Onun dışında bağış yapanlar, bir işlerinin halledilmesi için rüşvet tadında “Hayır işleyenler”, Bank Asya’ya destek için para yatıranlar. Bunlar tamam.
Ama bu perdenin bir de diğer tarafı var. Onlar da FETÖ’den para kazananlar, para alanlar, avanta sağlayanlar. Ya onlar ne durumda?
Mesela FETÖ’cü örgütlenmenin desteği ile devlet ihalesi alanlar ne olacak? Bu ihalenin belli bir kısmını örgüte aktaranlar yani. Halkı soymak işin bildiğimiz kısmı. Ya devlet soyulurken buna destek çıkanlar?
Acaba hangi şirketler satın alma komisyonlarındaki FETÖ’cülerle irtibat kurup hakları olmayan ihaleleri haksız bir biçimde aldılar? Acaba hangi şirketler üç liralık bir işi 10 liraya yapıp kârı FETÖ ile paylaştı? Aslında bulması kolay. Tersten gitmek lazım. Tespit edilen FETÖ’cü şirketin faturalarına bakılsa kimden ihale aldıkları ortaya çıkar. Sonra da bu işi onlara kimin, hangi komisyon üyelerinin verdiği bulunur. Al sana devasa bir hortum zinciri.

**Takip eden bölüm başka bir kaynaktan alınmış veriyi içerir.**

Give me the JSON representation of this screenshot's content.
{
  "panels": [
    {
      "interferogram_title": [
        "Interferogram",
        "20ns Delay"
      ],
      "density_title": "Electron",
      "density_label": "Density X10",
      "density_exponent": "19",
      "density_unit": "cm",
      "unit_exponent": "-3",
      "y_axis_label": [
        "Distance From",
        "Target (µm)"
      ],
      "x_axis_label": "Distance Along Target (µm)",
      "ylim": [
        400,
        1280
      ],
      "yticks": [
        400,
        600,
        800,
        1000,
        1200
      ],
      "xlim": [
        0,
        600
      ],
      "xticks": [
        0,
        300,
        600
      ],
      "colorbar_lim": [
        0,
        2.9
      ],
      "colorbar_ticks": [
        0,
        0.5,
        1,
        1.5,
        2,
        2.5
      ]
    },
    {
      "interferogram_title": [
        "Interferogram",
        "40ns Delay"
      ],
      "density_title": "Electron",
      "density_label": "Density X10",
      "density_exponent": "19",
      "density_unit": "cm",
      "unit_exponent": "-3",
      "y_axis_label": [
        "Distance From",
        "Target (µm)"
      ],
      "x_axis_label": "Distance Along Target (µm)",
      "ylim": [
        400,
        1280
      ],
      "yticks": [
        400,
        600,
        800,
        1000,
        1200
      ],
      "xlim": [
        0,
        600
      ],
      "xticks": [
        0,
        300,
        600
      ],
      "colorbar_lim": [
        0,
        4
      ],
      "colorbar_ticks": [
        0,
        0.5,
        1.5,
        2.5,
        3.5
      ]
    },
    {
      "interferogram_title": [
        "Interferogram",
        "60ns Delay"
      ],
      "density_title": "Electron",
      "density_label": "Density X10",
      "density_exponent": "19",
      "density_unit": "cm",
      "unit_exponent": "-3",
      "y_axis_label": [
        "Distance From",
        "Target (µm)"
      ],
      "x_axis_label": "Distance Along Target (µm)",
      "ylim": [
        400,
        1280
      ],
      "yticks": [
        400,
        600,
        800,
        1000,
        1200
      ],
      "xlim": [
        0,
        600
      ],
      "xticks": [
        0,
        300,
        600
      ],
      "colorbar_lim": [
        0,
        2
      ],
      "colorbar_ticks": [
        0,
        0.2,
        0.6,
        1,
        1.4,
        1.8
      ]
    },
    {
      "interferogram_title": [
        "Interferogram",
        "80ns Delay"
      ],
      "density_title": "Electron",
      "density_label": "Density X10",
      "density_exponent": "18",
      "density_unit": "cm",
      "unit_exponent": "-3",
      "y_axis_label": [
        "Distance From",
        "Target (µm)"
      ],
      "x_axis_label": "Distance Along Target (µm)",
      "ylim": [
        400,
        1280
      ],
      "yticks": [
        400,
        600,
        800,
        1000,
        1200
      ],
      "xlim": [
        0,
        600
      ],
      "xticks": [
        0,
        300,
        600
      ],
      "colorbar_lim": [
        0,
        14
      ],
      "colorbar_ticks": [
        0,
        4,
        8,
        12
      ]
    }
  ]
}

Mesela, zamanında FETÖ’cü olduğu açıkça belli olan kişilerin yönettiği kimi TRT kanallarına kimler ‘prodüksiyon’ yaptı? Kimlerin projeleri daha örgüt “Cemaat” olarak adlandırılırken yani “Hizmet” adı ortada yokken ‘hizmetten’ şifresi ile denetlenmeden kabul edildi? TRT ile çalışan, doğru-dürüst işler yapan gazetecileri, kimler kendi adamlarının önü açılsın diye FETÖ’cü yayın organlarında hedef gösterdi? Operasyon hedefi yaptı. Ekmekleri ile oynadı.